The non-generic method requires allocating a boxed int; the generic method does not. This is faster and reduces GC churn.
The non-generic method requires casts to extract values. This is not typesafe and it's a bit slower.
An ArrayList only handles the type object so to use this class requires casting to and from object. In the case of value types, this casting involves boxing and unboxing.
When you use a generic list the compiler outputs specialized code for that value type so that the actual values are stored in the list rather than a reference to objects that contain the values.
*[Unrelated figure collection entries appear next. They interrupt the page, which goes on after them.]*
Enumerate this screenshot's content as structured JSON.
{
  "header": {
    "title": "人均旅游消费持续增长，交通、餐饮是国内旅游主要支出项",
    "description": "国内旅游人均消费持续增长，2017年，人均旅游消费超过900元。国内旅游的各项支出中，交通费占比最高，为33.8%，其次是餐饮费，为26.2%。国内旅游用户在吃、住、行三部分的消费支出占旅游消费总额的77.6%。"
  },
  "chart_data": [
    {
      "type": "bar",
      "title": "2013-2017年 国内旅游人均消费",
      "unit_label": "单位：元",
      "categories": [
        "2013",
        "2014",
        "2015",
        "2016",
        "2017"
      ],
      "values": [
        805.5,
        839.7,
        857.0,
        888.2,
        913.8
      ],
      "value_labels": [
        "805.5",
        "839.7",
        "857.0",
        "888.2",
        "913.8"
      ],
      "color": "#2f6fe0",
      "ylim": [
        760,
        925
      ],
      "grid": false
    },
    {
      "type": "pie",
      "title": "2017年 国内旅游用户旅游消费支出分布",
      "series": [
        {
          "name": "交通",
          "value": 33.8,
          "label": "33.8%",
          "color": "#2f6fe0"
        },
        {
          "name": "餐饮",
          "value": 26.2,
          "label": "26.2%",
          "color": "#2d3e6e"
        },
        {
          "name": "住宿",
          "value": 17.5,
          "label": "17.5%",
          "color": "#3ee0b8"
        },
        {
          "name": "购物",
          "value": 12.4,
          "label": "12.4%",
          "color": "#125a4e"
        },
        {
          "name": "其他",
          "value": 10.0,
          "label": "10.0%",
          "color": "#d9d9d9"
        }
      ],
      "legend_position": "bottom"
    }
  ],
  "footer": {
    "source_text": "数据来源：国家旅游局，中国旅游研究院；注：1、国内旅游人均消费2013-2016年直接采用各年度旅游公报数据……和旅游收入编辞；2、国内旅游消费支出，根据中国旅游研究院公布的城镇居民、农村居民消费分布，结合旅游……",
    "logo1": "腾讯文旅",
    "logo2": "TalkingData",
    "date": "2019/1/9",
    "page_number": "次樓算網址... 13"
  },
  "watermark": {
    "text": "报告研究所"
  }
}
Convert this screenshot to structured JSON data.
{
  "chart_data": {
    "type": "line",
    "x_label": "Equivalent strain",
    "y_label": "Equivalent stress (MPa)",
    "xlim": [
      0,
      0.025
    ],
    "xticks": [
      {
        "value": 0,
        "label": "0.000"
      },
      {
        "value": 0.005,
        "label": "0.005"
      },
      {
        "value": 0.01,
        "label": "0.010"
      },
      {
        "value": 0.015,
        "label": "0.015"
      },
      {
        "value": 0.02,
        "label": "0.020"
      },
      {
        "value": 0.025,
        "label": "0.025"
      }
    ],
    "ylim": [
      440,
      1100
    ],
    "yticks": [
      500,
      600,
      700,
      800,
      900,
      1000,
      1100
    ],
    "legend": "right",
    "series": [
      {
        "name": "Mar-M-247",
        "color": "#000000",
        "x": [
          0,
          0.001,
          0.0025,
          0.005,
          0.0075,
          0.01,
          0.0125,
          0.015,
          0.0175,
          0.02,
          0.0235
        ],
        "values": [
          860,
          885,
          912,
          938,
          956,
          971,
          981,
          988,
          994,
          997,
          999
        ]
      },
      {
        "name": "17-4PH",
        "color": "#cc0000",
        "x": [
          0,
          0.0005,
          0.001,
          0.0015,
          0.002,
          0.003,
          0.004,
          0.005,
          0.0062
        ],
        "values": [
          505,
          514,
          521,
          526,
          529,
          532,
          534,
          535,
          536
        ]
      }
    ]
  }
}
Therefore no boxing is required.
The price of boxing (to my understanding) is the need to create an object on the heap, copy the stack allocated integer to the new object and vice-versa for unboxing.
I think you are assuming that value types are always instantiated on the stack. This is not the case - they can be created either on the heap, on the stack or in registers. For more information about this please see Eric Lippert's article: The Truth About Value Types.
In .NET 1, when the Add method is called:
Space is allocated on the heap; a new reference is made
The contents of the i variable is copied into the reference
A copy of the reference is put at the end of the list
In .NET 2:
A copy of the variable i is passed to the Add method
A copy of that copy is put at the end of the list
Yes, the i variable is still copied (after all, it's a value type, and value types are always copied - even if they're just method parameters). But there's no redundant copy made on the heap.
Why are you thinking in terms of WHERE the values\objects are stored? In C# value types can be stored on stack as well as heap depending upon what the CLR chooses.
Where generics make a difference is WHAT is stored in the collection. In case of ArrayList the collection contains references to boxed objects where as the List<int> contains int values themselves.